IN THE HIGH COURT OF THE COOK ISLANDS
HELD AT RAROTONGA
(CRIMINAL DIVISION)
CR NO 909/12


POLICE


v


SHARIANA IRENE VANO


Hearing: 22 March 2013
Counsel: Mr Manavaroa for the Crown
Mr Rasmussen for the Defendant


Sentence: 22 March 2013


SENTENCING NOTES OF HUGH WILLIAMS J
[FTR 11:16:10]


[1] Shariana Irene Vano, you pleaded guilty on 21 December 2012 to one count of unlawfully taking a motor vehicle worth $12,000 on the 20th December.

[2] The facts are that you were drinking with friends on the night before, you went on a pub crawl, continued to drink until apparently about midnight. You were at an address and thought that some of your friends may not have returned from the pub crawl and in what was probably a befuddled state you took the car and went to look for them.

[3] Mr Rasmussen makes the point that you had driven the car before because it belonged to your employer and that you may have asked a workmate's husband for permission to take the car, he had no authority to give permission. You did not ask your workmate, but you got into the car, drove away and next thing anyone knows, including you, was an accident at Matavera. The car went into a ditch landing on its roof and was written-off.

[4] It seems you have little if any recall of what happened between the time you got into the car and what happened after the accident.

[5] It is important to keep in mind that what you are actually charged with is an offence of dishonesty, the unlawful taking of a motor car. Probably, if the authorities had caught up with you early enough after the accident, you may well have been open to a charge of drunken driving and possibly of some other traffic offence.

[6] So you are to be sentenced for a dishonesty offence when probably the real offence that you committed is drunken driving or something of the sort. And in your drunken disorderly fashion you may somehow have thought that it was okay for you to drive the car. It was not okay of course because you were drunk.

[7] The Probation Service and Mr Rasmussen have said that you had a good job and you are now unemployed because of the accident.

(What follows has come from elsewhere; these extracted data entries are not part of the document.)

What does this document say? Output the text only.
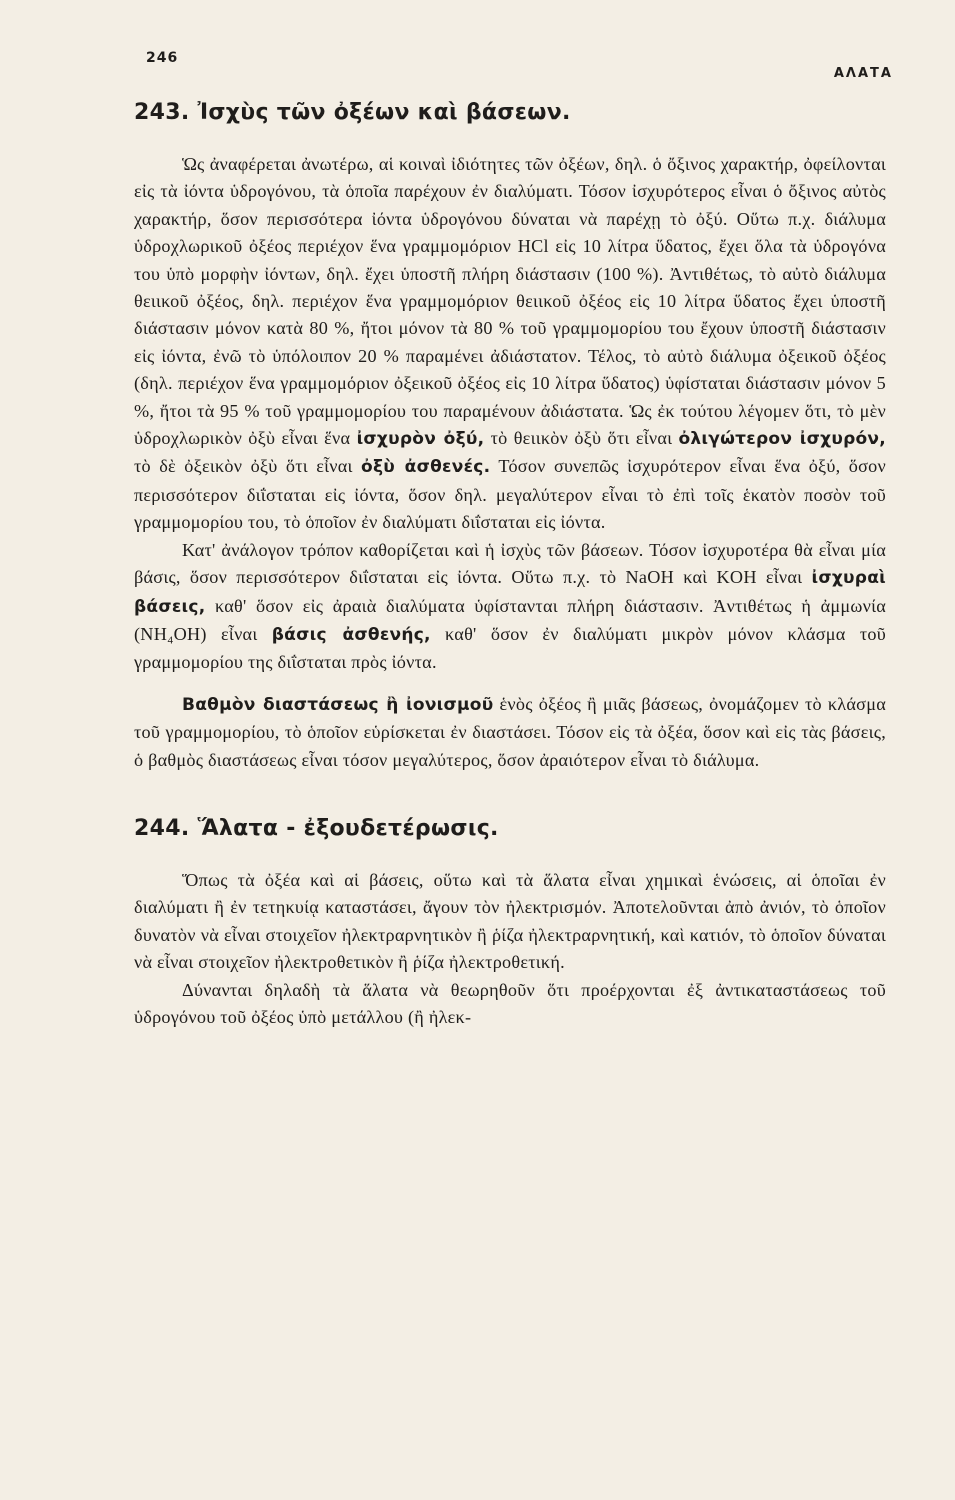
246
ΑΛΑΤΑ
243. Ἰσχὺς τῶν ὀξέων καὶ βάσεων.

Ὡς ἀναφέρεται ἀνωτέρω, αἱ κοιναὶ ἰδιότητες τῶν ὀξέων, δηλ. ὁ ὄξινος χαρακτήρ, ὀφείλονται εἰς τὰ ἰόντα ὑδρογόνου, τὰ ὁποῖα παρέχουν ἐν διαλύματι. Τόσον ἰσχυρότερος εἶναι ὁ ὄξινος αὐτὸς χαρακτήρ, ὅσον περισσότερα ἰόντα ὑδρογόνου δύναται νὰ παρέχῃ τὸ ὀξύ. Οὕτω π.χ. διάλυμα ὑδροχλωρικοῦ ὀξέος περιέχον ἕνα γραμμομόριον HCl εἰς 10 λίτρα ὕδατος, ἔχει ὅλα τὰ ὑδρογόνα του ὑπὸ μορφὴν ἰόντων, δηλ. ἔχει ὑποστῆ πλήρη διάστασιν (100 %). Ἀντιθέτως, τὸ αὐτὸ διάλυμα θειικοῦ ὀξέος, δηλ. περιέχον ἕνα γραμμομόριον θειικοῦ ὀξέος εἰς 10 λίτρα ὕδατος ἔχει ὑποστῆ διάστασιν μόνον κατὰ 80 %, ἤτοι μόνον τὰ 80 % τοῦ γραμμομορίου του ἔχουν ὑποστῆ διάστασιν εἰς ἰόντα, ἐνῶ τὸ ὑπόλοιπον 20 % παραμένει ἀδιάστατον. Τέλος, τὸ αὐτὸ διάλυμα ὀξεικοῦ ὀξέος (δηλ. περιέχον ἕνα γραμμομόριον ὀξεικοῦ ὀξέος εἰς 10 λίτρα ὕδατος) ὑφίσταται διάστασιν μόνον 5 %, ἤτοι τὰ 95 % τοῦ γραμμομορίου του παραμένουν ἀδιάστατα. Ὡς ἐκ τούτου λέγομεν ὅτι, τὸ μὲν ὑδροχλωρικὸν ὀξὺ εἶναι ἕνα ἰσχυρὸν ὀξύ, τὸ θειικὸν ὀξὺ ὅτι εἶναι ὀλιγώτερον ἰσχυρόν, τὸ δὲ ὀξεικὸν ὀξὺ ὅτι εἶναι ὀξὺ ἀσθενές. Τόσον συνεπῶς ἰσχυρότερον εἶναι ἕνα ὀξύ, ὅσον περισσότερον διΐσταται εἰς ἰόντα, ὅσον δηλ. μεγαλύτερον εἶναι τὸ ἐπὶ τοῖς ἑκατὸν ποσὸν τοῦ γραμμομορίου του, τὸ ὁποῖον ἐν διαλύματι διΐσταται εἰς ἰόντα.

Κατ' ἀνάλογον τρόπον καθορίζεται καὶ ἡ ἰσχὺς τῶν βάσεων. Τόσον ἰσχυροτέρα θὰ εἶναι μία βάσις, ὅσον περισσότερον διΐσταται εἰς ἰόντα. Οὕτω π.χ. τὸ NaOH καὶ KOH εἶναι ἰσχυραὶ βάσεις, καθ' ὅσον εἰς ἀραιὰ διαλύματα ὑφίστανται πλήρη διάστασιν. Ἀντιθέτως ἡ ἀμμωνία (NH₄OH) εἶναι βάσις ἀσθενής, καθ' ὅσον ἐν διαλύματι μικρὸν μόνον κλάσμα τοῦ γραμμομορίου της διΐσταται πρὸς ἰόντα.

Βαθμὸν διαστάσεως ἢ ἰονισμοῦ ἑνὸς ὀξέος ἢ μιᾶς βάσεως, ὀνομάζομεν τὸ κλάσμα τοῦ γραμμομορίου, τὸ ὁποῖον εὑρίσκεται ἐν διαστάσει. Τόσον εἰς τὰ ὀξέα, ὅσον καὶ εἰς τὰς βάσεις, ὁ βαθμὸς διαστάσεως εἶναι τόσον μεγαλύτερος, ὅσον ἀραιότερον εἶναι τὸ διάλυμα.

244. Ἅλατα - ἐξουδετέρωσις.

Ὅπως τὰ ὀξέα καὶ αἱ βάσεις, οὕτω καὶ τὰ ἅλατα εἶναι χημικαὶ ἑνώσεις, αἱ ὁποῖαι ἐν διαλύματι ἢ ἐν τετηκυίᾳ καταστάσει, ἄγουν τὸν ἠλεκτρισμόν. Ἀποτελοῦνται ἀπὸ ἀνιόν, τὸ ὁποῖον δυνατὸν νὰ εἶναι στοιχεῖον ἠλεκτραρνητικὸν ἢ ῥίζα ἠλεκτραρνητική, καὶ κατιόν, τὸ ὁποῖον δύναται νὰ εἶναι στοιχεῖον ἠλεκτροθετικὸν ἢ ῥίζα ἠλεκτροθετική.

Δύνανται δηλαδὴ τὰ ἅλατα νὰ θεωρηθοῦν ὅτι προέρχονται ἐξ ἀντικαταστάσεως τοῦ ὑδρογόνου τοῦ ὀξέος ὑπὸ μετάλλου (ἢ ἠλεκ-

They tell me that about four years ago you were charged with another offence involving dishonesty, theft or theft as a servant. You were discharged without conviction on that occasion because you were a student.

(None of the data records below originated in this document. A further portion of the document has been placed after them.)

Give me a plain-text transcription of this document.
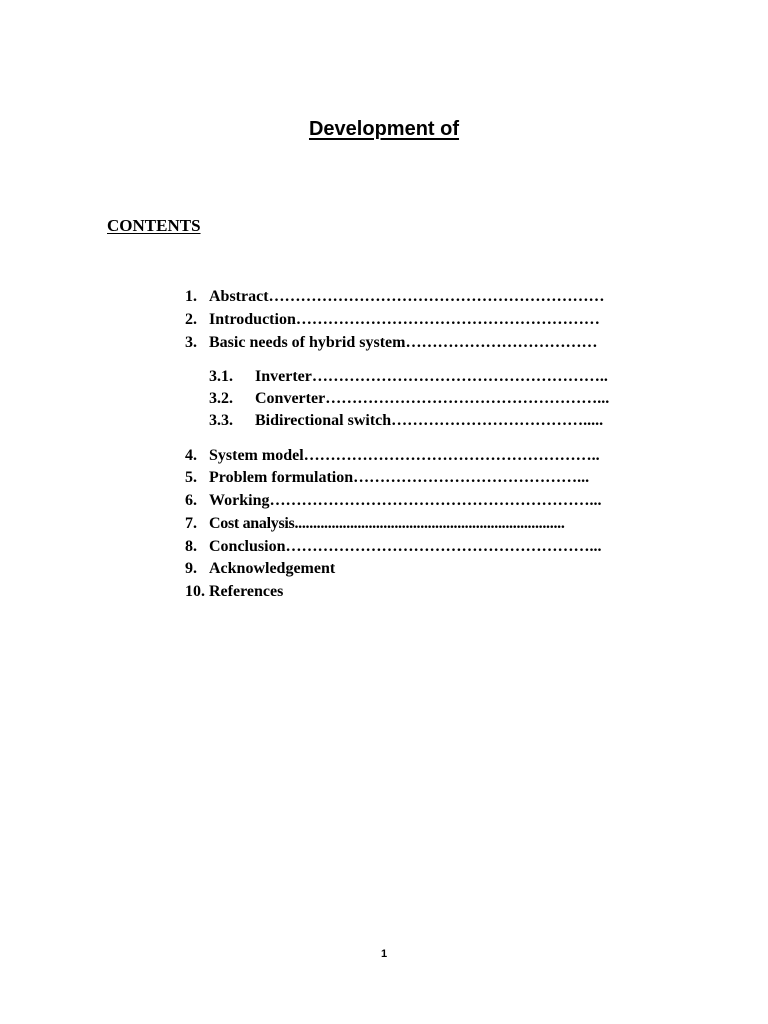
Development of
CONTENTS
1. Abstract………………………………………………………
2. Introduction…………………………………………………
3. Basic needs of hybrid system………………………………
3.1. Inverter………………………………………………..
3.2. Converter……………………………………………...
3.3. Bidirectional switch……………………………….....
4. System model………………………………………………..
5. Problem formulation……………………………………...
6. Working……………………………………………………...
7. Cost analysis.........................................................................
8. Conclusion…………………………………………………...
9. Acknowledgement
10. References
1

[8] The Crown however suggests that I should start by thinking of a short term of 2 to 4 months jail for you. And for a person who committed an offence of dishonesty a person who convented a motor car without any reason for doing so, that may very well have been the appropriate sentence. But as I have explained you pleaded guilty to an offence which probably does not accurately reflect what you did and the way in which you offended on this night but undeniably, as Mr Manavaroa says, whether you recall any of your driving or not you must have been a danger to any other road user who happened to be around at the time of your driving which looks as though went around at least half the island, 15k or thereabouts.

[9] So what is to be done? You need to be sentenced just for the offence to which you pleaded guilty. You probably were guilty of drunken driving, but that cannot be proved. You have to be sentenced for your dishonesty offence and against you in that account is that you were already called before the Court for dishonesty offences some 3 or 4 years ago.

[10] Fortunately you were not greatly injured in the accident. Fortunately no other road user was injured in the accident. The undeniable loser was the Turama Group who owned the motor vehicle.

[11] So what I think is the appropriate result is not to send you to jail but to admit you to Probation for 2 years on conditions:

[12] If you comply with all those conditions the real nub of your criminal offending on this night will have been met and the real loser, apart from you, your employer, will be fully compensated. Stand down.